UNITED STATES COURT OF APPEALS FOR THE SIXTH CIRCUIT
Feb 20, 2015
602 F. App'x 242 (6th Cir. 2015)

Summary

concluding that reasonable jury could find two sales of software license bona fide use

Summary of this case from Perry v. H. J. Heinz Co.

Opinion

No. 14-3118

02-20-2015

NETJETS INC.; COLUMBIA INSURANCE COMPANY, Plaintiffs-Appellants, v. INTELLIJET GROUP, LLC, dba IntelliJet International, Defendant-Appellee.


NOT RECOMMENDED FOR PUBLICATION
File Name: 15a0138n.06
ON APPEAL FROM THE UNITED STATES DISTRICT COURT FOR THE SOUTHERN DISTRICT OF OHIO OPINION BEFORE: BOGGS, SUTTON, STRANCH, Circuit Judges

JANE B. STRANCH, Circuit Judge.
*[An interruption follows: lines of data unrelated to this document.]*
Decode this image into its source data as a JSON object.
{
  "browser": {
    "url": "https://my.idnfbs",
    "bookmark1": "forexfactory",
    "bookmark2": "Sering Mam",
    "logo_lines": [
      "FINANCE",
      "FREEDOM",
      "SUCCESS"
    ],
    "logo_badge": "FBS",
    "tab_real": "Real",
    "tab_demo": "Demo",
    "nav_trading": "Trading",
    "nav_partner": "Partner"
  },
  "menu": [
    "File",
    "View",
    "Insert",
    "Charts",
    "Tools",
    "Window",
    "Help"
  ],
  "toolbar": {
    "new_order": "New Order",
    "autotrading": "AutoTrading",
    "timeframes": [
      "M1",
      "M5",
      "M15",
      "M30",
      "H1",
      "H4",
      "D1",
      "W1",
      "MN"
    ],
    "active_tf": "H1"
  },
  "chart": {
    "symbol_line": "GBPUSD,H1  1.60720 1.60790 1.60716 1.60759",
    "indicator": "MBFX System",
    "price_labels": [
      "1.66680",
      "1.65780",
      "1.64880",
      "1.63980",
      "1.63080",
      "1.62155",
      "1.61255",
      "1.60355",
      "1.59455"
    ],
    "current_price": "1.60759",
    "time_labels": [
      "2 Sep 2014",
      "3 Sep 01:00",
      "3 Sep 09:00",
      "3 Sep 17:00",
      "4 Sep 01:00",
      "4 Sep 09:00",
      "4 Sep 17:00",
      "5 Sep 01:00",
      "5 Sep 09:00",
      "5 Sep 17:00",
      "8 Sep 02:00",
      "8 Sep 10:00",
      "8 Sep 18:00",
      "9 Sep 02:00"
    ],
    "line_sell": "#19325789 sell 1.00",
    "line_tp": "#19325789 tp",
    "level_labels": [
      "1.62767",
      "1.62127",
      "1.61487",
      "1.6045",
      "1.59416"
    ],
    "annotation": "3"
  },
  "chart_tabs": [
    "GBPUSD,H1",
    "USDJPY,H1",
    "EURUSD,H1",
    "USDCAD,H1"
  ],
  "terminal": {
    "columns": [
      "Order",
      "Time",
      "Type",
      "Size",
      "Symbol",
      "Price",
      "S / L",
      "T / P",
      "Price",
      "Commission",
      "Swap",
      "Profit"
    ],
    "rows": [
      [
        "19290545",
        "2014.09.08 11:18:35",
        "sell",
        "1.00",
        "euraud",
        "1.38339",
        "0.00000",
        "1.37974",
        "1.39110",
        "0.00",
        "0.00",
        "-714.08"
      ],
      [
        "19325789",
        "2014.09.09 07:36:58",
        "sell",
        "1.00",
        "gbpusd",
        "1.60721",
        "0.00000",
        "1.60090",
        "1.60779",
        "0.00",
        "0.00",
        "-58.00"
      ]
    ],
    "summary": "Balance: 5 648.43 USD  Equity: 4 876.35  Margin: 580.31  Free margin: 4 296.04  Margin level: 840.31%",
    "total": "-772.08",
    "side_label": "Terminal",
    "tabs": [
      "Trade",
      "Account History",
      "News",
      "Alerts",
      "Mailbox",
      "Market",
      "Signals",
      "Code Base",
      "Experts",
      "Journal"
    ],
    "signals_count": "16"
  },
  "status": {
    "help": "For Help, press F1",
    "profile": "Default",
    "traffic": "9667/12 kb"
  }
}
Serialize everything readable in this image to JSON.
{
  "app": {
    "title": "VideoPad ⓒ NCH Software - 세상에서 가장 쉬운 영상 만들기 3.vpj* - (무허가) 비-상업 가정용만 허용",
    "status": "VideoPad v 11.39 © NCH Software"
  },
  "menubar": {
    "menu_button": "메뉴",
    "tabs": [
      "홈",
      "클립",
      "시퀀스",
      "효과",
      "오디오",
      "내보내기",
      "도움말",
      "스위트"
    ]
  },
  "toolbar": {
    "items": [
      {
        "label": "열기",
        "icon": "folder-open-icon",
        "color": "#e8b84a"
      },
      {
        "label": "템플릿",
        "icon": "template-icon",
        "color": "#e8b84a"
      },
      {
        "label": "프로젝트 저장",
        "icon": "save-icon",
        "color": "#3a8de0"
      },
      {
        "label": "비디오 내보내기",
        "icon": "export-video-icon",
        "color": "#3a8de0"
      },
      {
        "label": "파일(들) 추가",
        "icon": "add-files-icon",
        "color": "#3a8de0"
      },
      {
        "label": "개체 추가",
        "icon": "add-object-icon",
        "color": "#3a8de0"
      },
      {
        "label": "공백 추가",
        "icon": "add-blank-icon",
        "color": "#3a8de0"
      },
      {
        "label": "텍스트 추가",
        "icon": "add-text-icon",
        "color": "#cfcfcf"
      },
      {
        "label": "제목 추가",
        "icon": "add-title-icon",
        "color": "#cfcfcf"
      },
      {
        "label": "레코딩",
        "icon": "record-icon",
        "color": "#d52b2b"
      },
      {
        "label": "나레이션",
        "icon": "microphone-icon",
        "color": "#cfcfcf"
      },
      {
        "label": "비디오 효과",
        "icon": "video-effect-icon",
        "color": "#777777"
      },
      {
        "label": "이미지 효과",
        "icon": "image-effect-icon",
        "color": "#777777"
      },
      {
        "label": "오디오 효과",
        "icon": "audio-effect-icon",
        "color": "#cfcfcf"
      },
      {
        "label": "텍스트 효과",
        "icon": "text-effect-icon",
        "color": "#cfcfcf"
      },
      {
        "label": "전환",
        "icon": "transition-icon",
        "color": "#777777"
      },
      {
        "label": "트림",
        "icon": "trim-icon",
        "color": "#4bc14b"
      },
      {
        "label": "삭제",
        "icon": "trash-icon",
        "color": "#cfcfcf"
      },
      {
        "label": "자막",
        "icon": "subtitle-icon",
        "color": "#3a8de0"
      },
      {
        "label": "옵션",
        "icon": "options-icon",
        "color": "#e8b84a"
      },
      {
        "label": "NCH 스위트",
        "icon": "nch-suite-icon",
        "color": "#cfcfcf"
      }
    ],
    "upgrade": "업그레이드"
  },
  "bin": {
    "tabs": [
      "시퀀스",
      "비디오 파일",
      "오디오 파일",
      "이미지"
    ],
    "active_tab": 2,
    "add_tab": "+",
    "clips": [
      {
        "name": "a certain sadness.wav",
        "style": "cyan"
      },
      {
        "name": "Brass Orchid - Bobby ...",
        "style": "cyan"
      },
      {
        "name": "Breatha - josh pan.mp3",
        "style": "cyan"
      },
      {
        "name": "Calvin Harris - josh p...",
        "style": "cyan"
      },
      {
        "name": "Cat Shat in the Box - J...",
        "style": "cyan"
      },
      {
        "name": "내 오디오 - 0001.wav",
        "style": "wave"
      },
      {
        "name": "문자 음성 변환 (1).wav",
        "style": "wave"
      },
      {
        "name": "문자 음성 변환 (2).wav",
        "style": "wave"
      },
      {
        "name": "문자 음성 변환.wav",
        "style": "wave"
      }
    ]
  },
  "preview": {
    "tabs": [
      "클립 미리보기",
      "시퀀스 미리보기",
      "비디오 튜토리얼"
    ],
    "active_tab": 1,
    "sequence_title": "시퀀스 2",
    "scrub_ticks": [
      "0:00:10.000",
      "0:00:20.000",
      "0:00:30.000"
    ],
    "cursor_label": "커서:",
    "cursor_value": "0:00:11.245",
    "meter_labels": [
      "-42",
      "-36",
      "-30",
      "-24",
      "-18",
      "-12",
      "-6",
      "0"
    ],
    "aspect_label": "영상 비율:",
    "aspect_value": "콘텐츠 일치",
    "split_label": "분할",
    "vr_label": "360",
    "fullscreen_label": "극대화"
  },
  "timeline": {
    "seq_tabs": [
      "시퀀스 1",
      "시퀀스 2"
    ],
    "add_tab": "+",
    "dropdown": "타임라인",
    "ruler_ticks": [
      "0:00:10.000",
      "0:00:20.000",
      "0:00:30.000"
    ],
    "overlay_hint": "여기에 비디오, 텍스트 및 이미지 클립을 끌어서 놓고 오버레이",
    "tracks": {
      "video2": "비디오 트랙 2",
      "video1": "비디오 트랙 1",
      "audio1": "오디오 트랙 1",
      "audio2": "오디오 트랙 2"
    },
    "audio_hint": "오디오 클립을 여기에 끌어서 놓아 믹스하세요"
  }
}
This case is a dispute between two companies that provide services involving private airplanes about who should be able to use the mark INTELLIJET. NetJets Inc. developed internal management software in 1995, named it IntelliJet, and registered the trademark in connection with software. IntelliJet Group, LLC began operating under the name "IntelliJet International" in 2005. On IntelliJet Group's motion for summary judgment, the district court determined that NetJets (and the owner of its intellectual property, Columbia Insurance Company) had abandoned, through nonuse, any interest it may have held in the mark and that it therefore did not own any interest in the INTELLIJET mark that could be enforced through the Lanham Act, 15 U.S.C. § 1051 et seq., or through Ohio statutory or common law. It also canceled NetJets's registered trademark on the ground of abandonment. Because the district court failed to consider some of NetJets's uses of the INTELLIJET mark, we REVERSE and REMAND for further proceedings.

I. BACKGROUND

NetJets, Inc. is a private-aviation company that specializes in 'fractional ownership' of private airplanes (essentially a time-share in a private jet); aircraft leasing services; private-jet services without ownership of the plane through charter services and 'jet cards'; private-plane management services; and sale of used airplanes. NetJets has transferred all of its intellectual property to Columbia Insurance Company. Columbia licenses NetJets to use the intellectual property and to sublicense the intellectual property, subject to Columbia's approval.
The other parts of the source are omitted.